Necip Fazıl Kısakürek'i Anma Gecesi"
Gazeteci, yazar Mehmet Şevki Eygi, Zeytinburnu Belediyesince düzenlenen, "Necip Fazıl Kısakürek'i Anma Gecesi"ne katıldı.
Gazeteci, yazar Mehmet Şevki Eygi, Zeytinburnu Belediyesince düzenlenen, " Necip Fazıl Kısakürek'i Anma Gecesi"ne katıldı.

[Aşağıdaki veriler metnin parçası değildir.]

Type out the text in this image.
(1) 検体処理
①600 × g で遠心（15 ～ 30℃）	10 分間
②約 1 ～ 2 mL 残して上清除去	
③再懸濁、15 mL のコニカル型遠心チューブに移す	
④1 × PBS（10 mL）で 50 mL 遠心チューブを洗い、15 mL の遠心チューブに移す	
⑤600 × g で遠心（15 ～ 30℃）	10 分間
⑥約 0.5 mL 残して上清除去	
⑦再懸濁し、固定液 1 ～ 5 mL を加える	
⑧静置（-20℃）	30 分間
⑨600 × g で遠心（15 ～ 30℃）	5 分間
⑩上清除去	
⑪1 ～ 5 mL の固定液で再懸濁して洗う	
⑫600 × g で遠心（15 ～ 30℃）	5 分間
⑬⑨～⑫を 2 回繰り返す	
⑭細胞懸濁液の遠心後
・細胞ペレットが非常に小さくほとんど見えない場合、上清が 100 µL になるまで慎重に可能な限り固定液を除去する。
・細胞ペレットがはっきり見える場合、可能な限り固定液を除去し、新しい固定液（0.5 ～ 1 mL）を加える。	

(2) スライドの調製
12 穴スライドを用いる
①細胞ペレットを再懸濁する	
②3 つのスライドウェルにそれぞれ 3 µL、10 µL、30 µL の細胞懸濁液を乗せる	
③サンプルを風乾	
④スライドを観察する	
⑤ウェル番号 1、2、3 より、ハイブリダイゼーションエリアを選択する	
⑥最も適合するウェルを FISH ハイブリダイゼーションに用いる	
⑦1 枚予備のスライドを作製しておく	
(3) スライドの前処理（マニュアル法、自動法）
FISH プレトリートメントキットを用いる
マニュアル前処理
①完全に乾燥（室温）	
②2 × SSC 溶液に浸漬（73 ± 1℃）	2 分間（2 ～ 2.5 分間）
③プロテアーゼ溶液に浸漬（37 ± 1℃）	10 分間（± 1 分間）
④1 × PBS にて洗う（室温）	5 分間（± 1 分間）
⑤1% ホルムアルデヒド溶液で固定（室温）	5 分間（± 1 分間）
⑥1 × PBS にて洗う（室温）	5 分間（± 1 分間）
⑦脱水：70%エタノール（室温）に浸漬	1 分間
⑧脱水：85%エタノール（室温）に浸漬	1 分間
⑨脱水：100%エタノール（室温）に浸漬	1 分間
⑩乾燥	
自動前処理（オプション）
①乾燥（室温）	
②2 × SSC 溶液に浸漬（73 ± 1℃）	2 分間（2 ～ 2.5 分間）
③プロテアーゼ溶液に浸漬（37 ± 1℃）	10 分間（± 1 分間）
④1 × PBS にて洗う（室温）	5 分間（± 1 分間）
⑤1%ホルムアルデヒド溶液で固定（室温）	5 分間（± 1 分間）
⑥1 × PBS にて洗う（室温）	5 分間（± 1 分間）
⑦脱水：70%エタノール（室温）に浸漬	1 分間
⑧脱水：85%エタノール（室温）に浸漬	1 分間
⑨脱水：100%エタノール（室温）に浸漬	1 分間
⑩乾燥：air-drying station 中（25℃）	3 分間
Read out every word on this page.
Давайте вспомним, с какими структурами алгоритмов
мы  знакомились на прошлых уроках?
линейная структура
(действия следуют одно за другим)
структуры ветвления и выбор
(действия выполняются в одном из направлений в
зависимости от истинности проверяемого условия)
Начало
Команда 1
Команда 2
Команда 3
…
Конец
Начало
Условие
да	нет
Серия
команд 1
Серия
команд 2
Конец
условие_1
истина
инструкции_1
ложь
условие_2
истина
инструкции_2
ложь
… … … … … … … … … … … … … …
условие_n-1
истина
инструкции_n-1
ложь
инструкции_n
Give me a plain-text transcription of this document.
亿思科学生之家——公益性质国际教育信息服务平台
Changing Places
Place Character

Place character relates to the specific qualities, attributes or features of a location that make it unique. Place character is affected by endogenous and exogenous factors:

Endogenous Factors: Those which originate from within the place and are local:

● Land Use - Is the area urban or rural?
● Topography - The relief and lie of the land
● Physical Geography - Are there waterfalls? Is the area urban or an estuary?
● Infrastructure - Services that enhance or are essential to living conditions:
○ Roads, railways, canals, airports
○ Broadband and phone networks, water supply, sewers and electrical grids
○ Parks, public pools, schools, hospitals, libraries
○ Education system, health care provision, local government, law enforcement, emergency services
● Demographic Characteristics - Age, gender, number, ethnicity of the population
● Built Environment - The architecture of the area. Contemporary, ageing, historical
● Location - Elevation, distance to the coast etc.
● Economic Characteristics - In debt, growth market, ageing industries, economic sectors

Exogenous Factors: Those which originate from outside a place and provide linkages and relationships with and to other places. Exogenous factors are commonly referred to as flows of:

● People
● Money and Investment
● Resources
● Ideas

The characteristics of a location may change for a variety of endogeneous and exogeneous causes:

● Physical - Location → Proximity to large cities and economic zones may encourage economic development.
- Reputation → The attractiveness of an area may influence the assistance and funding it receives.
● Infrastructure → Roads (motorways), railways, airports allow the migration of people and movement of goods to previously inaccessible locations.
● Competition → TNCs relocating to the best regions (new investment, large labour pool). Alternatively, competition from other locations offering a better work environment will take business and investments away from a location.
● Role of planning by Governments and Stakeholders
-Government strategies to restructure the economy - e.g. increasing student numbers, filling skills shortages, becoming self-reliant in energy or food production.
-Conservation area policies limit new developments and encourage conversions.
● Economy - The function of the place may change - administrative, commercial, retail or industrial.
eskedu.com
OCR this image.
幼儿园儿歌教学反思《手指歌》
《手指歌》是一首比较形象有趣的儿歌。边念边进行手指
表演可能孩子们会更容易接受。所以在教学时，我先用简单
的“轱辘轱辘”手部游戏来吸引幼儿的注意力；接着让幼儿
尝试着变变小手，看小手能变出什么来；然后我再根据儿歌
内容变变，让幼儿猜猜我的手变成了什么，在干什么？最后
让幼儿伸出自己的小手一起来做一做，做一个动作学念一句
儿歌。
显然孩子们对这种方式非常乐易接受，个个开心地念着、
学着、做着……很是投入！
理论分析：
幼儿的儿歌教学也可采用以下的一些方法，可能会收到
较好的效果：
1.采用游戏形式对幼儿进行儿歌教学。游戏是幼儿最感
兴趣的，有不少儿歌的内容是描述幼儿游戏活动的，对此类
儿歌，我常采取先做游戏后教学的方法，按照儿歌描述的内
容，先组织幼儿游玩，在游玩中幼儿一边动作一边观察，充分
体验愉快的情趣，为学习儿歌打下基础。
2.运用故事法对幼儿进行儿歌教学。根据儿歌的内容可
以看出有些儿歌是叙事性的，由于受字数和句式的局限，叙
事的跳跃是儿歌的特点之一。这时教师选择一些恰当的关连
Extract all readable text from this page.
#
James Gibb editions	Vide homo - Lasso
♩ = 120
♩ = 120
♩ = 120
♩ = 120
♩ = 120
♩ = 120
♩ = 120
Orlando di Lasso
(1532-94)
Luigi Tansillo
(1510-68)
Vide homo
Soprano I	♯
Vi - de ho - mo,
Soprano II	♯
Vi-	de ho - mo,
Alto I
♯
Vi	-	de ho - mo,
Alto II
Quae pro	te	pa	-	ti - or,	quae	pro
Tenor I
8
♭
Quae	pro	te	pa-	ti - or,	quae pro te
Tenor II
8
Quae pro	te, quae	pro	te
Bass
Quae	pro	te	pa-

Kısakürek'in vefatının 34. yılı dolayısıyla Merkezefendi Kütüphanesi'nde düzenlenen etkinlikte konuşan Eygi, Sultanu'ş Şuara (Şairler Sultanı) unvanına sahip Necip Fazıl Kısakürek'i ilk kez 1943'te gördüğünü dile getirerek, üzerinden geçen onca yıla rağmen hala hafızasında o anın canlandığını ifade etti.
Eygi, Necip Fazıl Kısakürek tarafından uzun yıllar çıkarılan Büyük Doğu dergisinin ilk sayısının 1943'te okuyucuyla buluştuğunu kaydederek, şunları aktardı:
"Derginin ilk sayısı bir harika. O zamanlar matbaalar bugünkü kadar gelişmiş değil. Cihan harbi devam ettiği için kağıt da bulunmuyor. Üstat, şairliğini, kültür seviyesinin yüksekliğini o birinci sayıda göstermiştir. Harika bir tasarım ve mizanpaj. İleride gazeteci olmak isteyenler yahut kültür boyutunu geliştirmek isteyenler, kütüphaneye gitsinler ve Büyük Doğu'nun 1943'te çıkan sayılarını tetkik etsinler."
Yüz yüze tanışmalarının ise 1951'de olduğunu aktaran Eygi, usta şairin kendisi için her zaman "üstat" olduğunun altını çizerek, "Hazreti Ali, 'Bana bir harf öğretenin kölesi olurum' diyor. Biz Necip Fazıl'dan bir değil, çok harf öğrendik." dedi.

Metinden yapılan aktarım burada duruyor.